Critique littéraire : Ce qu’on respire sur Tatouine

Parmi les romans à surveiller durant cette rentrée littéraire, Ce qu’on respire sur Tatouine de Jean-Christophe Réhel, publié aux éditions Del Busso, est incontestablement une œuvre à ne pas manquer. Il s’agit du premier roman de l’auteur, ce dernier ayant déjà publié deux recueils de poésie auparavant.  

L’univers utopique d’un personnage bien réel 

Ce qu’on respire sur Tatouine est l’histoire d’un homme habitant à Repentigny dans le sous-sol d’un dénommé Normand. Ce sont les péripéties de sa vie amoureuse, de sa solitude, de son amour pour la poésie, mais surtout de ses fréquentes visites à l’hôpital. En effet, le narrateur est atteint de fibrose kystique et c’est sur un ton d’humour dérisoire qu’il raconte son quotidien. Bien que la maladie soit un élément omniprésent dans sa vie, il choisit pourtant de ne pas se laisser vaincre par celle-ci : ses nombreuses visites dans les meilleurs fast-foods montréalais le démontrent amplement. 

S’il y a véritablement un deuxième élément faisant partie du quotidien du narrateur outre sa fibrose kystique, c’est Star WarsLe narrateur s’amuse à entremêler son monde et celui des personnages du film culte dans toutes les sphères de sa vie. Il compare l’élue de son cœur à Amidala, sa chambre à Dagobah et son monde idéal à la planète Tatooine, d’où vient le nom du roman. Cette planète faite de sable, existant seulement dans l’imaginaire du narrateur, mais bel et bien réelle selon lui, représente l’utopie. Sur cette planète tout le monde est heureux, personne n’a besoin de travailler, les habitants y font des anges dans le sable plutôt que dans la neige et surtout, les Sidekicks sont à volonté.  

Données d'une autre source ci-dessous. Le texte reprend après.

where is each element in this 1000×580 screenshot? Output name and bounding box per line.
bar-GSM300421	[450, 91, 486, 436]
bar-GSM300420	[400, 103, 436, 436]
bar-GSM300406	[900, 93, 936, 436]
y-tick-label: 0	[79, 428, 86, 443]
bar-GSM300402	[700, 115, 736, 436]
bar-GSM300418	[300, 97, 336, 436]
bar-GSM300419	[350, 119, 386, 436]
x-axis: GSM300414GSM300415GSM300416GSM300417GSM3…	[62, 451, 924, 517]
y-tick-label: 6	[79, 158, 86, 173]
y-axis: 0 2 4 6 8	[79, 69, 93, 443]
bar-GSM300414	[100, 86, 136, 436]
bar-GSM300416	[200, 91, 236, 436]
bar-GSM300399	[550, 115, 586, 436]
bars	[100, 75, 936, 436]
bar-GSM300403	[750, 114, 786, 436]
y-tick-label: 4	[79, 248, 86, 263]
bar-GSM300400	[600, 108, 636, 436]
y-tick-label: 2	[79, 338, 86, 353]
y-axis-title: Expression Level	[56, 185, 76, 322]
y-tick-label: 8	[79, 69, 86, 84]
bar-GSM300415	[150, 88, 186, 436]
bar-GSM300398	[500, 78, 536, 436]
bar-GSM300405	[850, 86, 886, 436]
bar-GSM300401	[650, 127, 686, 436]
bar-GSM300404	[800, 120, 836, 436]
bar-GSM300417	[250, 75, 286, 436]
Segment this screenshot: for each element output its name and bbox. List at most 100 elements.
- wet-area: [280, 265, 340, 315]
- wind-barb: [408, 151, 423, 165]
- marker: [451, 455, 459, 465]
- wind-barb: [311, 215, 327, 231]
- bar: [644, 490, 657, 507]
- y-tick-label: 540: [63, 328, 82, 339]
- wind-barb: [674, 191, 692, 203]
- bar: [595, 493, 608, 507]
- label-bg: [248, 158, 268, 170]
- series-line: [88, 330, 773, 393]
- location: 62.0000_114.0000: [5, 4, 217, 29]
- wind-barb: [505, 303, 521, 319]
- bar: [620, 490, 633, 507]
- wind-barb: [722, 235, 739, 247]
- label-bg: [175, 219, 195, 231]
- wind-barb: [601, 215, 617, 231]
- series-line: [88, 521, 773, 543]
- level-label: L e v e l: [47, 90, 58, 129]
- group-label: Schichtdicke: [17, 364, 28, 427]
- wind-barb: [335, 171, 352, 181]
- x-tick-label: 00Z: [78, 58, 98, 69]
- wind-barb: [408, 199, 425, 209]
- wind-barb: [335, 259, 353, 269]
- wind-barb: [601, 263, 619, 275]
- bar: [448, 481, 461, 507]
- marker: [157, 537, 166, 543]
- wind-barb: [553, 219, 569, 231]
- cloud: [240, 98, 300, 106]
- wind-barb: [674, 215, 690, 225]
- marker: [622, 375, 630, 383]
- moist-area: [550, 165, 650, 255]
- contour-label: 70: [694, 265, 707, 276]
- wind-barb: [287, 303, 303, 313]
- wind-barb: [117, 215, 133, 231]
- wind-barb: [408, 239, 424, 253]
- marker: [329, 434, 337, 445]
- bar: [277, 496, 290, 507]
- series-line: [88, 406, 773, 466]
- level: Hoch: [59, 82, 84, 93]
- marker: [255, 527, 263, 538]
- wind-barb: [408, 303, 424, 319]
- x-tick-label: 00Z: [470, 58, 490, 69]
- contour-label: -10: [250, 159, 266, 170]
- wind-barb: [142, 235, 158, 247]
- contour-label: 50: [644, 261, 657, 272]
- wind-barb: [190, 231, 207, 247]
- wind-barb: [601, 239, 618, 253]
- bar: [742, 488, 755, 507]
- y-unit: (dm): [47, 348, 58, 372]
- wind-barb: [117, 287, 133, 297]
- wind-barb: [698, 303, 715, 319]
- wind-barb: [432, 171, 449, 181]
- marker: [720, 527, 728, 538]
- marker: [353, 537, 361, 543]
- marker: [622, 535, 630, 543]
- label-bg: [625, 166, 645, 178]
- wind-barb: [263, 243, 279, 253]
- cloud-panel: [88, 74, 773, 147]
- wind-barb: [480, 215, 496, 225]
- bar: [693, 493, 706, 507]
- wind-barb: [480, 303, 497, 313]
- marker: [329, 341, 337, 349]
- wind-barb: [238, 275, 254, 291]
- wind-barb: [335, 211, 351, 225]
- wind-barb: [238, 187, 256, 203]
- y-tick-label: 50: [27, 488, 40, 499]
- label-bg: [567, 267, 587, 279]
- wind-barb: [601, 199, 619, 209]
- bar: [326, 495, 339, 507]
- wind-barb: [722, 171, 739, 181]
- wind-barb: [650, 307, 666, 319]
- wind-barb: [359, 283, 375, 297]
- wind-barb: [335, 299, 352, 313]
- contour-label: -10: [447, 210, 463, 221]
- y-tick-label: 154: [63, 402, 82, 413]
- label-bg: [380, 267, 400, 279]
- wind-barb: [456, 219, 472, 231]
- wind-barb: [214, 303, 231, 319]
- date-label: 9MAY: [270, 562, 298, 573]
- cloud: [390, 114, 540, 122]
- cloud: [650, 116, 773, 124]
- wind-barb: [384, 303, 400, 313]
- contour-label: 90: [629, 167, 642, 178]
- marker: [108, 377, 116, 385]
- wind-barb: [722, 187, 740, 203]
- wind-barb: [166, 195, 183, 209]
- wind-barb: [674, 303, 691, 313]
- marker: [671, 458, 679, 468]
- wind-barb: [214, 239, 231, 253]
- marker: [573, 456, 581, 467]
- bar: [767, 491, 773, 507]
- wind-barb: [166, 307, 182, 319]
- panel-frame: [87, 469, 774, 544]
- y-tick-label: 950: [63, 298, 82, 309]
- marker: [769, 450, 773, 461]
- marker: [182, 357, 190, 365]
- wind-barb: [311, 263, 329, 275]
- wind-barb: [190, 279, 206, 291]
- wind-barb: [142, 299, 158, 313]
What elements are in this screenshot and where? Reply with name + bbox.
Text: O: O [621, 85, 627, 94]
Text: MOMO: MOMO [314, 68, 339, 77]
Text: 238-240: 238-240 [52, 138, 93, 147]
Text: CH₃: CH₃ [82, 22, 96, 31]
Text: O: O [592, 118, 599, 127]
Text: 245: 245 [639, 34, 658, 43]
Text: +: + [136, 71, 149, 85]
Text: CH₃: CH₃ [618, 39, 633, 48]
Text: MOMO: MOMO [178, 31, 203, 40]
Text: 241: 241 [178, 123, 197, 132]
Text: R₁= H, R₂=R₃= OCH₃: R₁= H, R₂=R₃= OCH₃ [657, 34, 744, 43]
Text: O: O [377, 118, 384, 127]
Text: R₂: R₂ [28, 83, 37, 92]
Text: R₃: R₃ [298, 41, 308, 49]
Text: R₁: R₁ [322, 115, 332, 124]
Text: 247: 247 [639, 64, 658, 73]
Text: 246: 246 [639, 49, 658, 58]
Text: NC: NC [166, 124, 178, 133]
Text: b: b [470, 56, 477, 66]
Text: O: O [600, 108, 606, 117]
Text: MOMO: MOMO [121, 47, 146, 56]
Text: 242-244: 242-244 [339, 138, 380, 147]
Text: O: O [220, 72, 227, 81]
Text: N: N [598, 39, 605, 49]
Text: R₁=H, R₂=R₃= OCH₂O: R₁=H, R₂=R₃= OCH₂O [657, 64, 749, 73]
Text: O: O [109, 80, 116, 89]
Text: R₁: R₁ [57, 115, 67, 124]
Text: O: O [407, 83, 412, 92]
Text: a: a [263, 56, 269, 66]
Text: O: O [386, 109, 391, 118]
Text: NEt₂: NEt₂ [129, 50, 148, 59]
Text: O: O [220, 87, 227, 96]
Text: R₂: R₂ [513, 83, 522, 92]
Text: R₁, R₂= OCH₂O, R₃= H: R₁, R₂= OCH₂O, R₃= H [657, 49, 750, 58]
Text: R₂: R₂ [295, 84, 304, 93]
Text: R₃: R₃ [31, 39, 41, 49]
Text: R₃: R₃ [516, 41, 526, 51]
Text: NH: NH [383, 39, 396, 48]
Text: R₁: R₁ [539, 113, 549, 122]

Quand l’humour et la maladie s’unissent

Ce qu’on respire sur Tatouine est une œuvre touchante, à laquelle un grand nombre de personnes pourront s’identifier. Il s’agit d’un hymne à la normalité. Le protagoniste est loin d’être parfait, et c’est de là que vient la beauté de l’histoire. Il ne détient pas les répliques parfaites, il déçoit la plupart des gens de son entourage et il s’interroge grandement sur le sens de sa vie. Il se cherche, comme tout être humain en quête de quelque chose de plus que de travailler pour ensuite payer un loyer et vieillir. En somme, sa vie n’a rien d’extraordinaire et c’est la raison pour laquelle il est si facile de s’y identifier.  

Au fil des pages, le narrateur nous emporte avec lui dans ses aventures quotidiennes les plus anodines. Au travers des saisons, nous vivons avec lui, d’une certaine manière, sa maladie et les difficultés qu’elle lui impose. Il ne nous épargne pas les détails des conséquences que la fibrose kystique a sur la vie d’un individu, ce qui nous permet de comprendre davantage les difficultés de son quotidien. Malgré sa maladie, le narrateur ne se prend jamais trop au sérieux et il n’est pas rare de se retrouver à rire à voix haute des péripéties qu’il nous raconte tout en étant touché par ce qu’il vit : « Je ne lui dis pas que je n’ai pas de REER et que j’aime mieux dépenser chaque dollar de ma retraite dans des cheeseburgers du McDonald’s. Quand tu as la fibrose kystique, un hamburger au fromage, c’est tangible. » 

Le roman ne dispose d’aucun chapitre, et ce choix colle bien avec le personnage principal. Sa vie n’est pas structurée; il se considère comme un fantôme dans son propre monde, émotionnellement absent de tout ce qui pourrait l’atteindre.  Les évènements s’enchaînent rapidement et on se retrouve désireux de savoir quelles seront les prochaines aventures du narrateur. D’ailleurs, l’œuvre se déroulant à Repentigny et à Montréal, celle-ci renferme maintes références contemporaines, ce qui la rend d’autant plus intéressante. L’auteur utilise un langage familier tout au long de l’œuvre, entre autres présent dans les dialogues. Ceci ajoute à la légèreté de la prose et favorise une lecture agréable et rapide.   

En conclusion, le roman de Jean-Christophe Réhel vaut certainement le détour. C’est une œuvre empreinte d’humour, mais surtout touchante sachant que l’auteur est aussi atteint de fibrose kystique et c’est sans filtre qu’il nous livre les détails de son expérience. Ce qu’on respire sur Tatouine s’adresse à tous ceux qui désirent abandonner leur réalité pour quelques instants et rejoindre l’univers farfelu et authentique d’un Jedi de Repentigny.